Однако Келли осталась непреклонной:
– Нет, я с этим не смирюсь. Мост принадлежит мне. Он был моей мечтой, которая лишь благодаря моей настойчивости претворилась в реальность. Я слишком много ему отдала, чтобы позволить штату увести его у меня. – Она поймала взгляд Карла. Ах, вот оно как! – казалось, говорил он. Келли поспешно поправилась: – Карл, Брюс и я следили за тем, как мост растет, Точно так же мы наблюдали за маленьким Натом. Мост – часть нашей семьи. Нет, без борьбы я его не отдам!
Гаррисон потер лоб.
– Даже если вы и начнете борьбу, Келли, в конце концов, все равно проиграете. Никто не может одержать победу над штатом.
– Черт бы побрал этот штат!
– Вы продали штату Нью-Йорк землю, на которой находится Дорога Найтов и подступы к мосту, и, значит, по закону являетесь владелицей моста, и это, вероятнее всего, признают на суде. Однако формальные преимущества на стороне штата. Ваш мост находится на общественной земле, представляющей собой собственность жителей штата Нью-Йорк. Формально жители штата имеют право предъявить претензию и обязать вас убрать мост с территории, являющейся их собственностью.
– К черту жителей штата! Это несправедливо! – Она обернулась к Гаррисону. – И черт бы побрал вас, Уэйн! Вы уговорили нас продать землю.
Брюс попытался урезонить ее:
– Келли, ты несправедлива. Без Уэйна никакого моста вообще бы не было.
Уэйн Гаррисон обладал толстокожестью истинного политика.
– Ничего, Брюс, все в порядке. Келли просто расстроена. Я вполне понимаю ее чувства.
– В самом деле? – фыркнула она. Однако внезапно ее тон изменился.

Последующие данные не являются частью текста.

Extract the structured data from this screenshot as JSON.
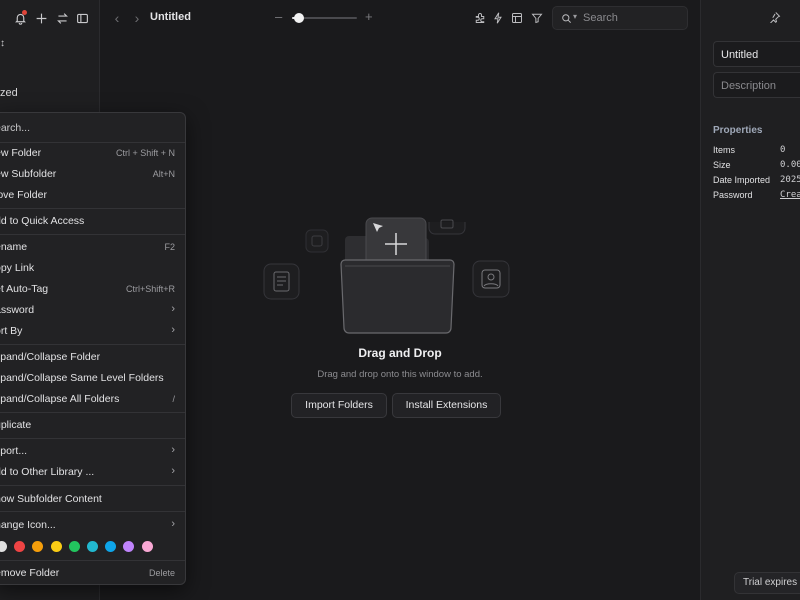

Она улыбнулась сенатору сладкой лисьей улыбкой, заставившей его насторожиться. – Уэйн, вы, кажется, сказали, что мы можем заручиться поддержкой законодателей?
– Да, некоторой… Но недостаточной для того, чтобы постоянно противостоять намерениям губернатора.
– А какова ваша позиция по этому вопросу? Я имею в виду – ваша личная позиция?
Он переменил позу, затушил сигару в пепельнице, вынул носовой платок, промокнул губы. Все эти уловки не обманули Келли.
– Я, естественно, не могу согласиться с политическими взглядами Рузвельта. Слышали бы вы, что он говорит в личных беседах. Этот человек – радикал. Наше счастье, что он всего лишь губернатор штата Нью-Йорк, а не хозяин Белого дома. Он бы довел страну до социализма. – Гаррисон секунду помолчал. – Однако по многим другим, более важным вопросам законодательства я склонен присоединиться к республиканцам. Как я уже сказал, от сделки со штатом вы ничего не потеряете.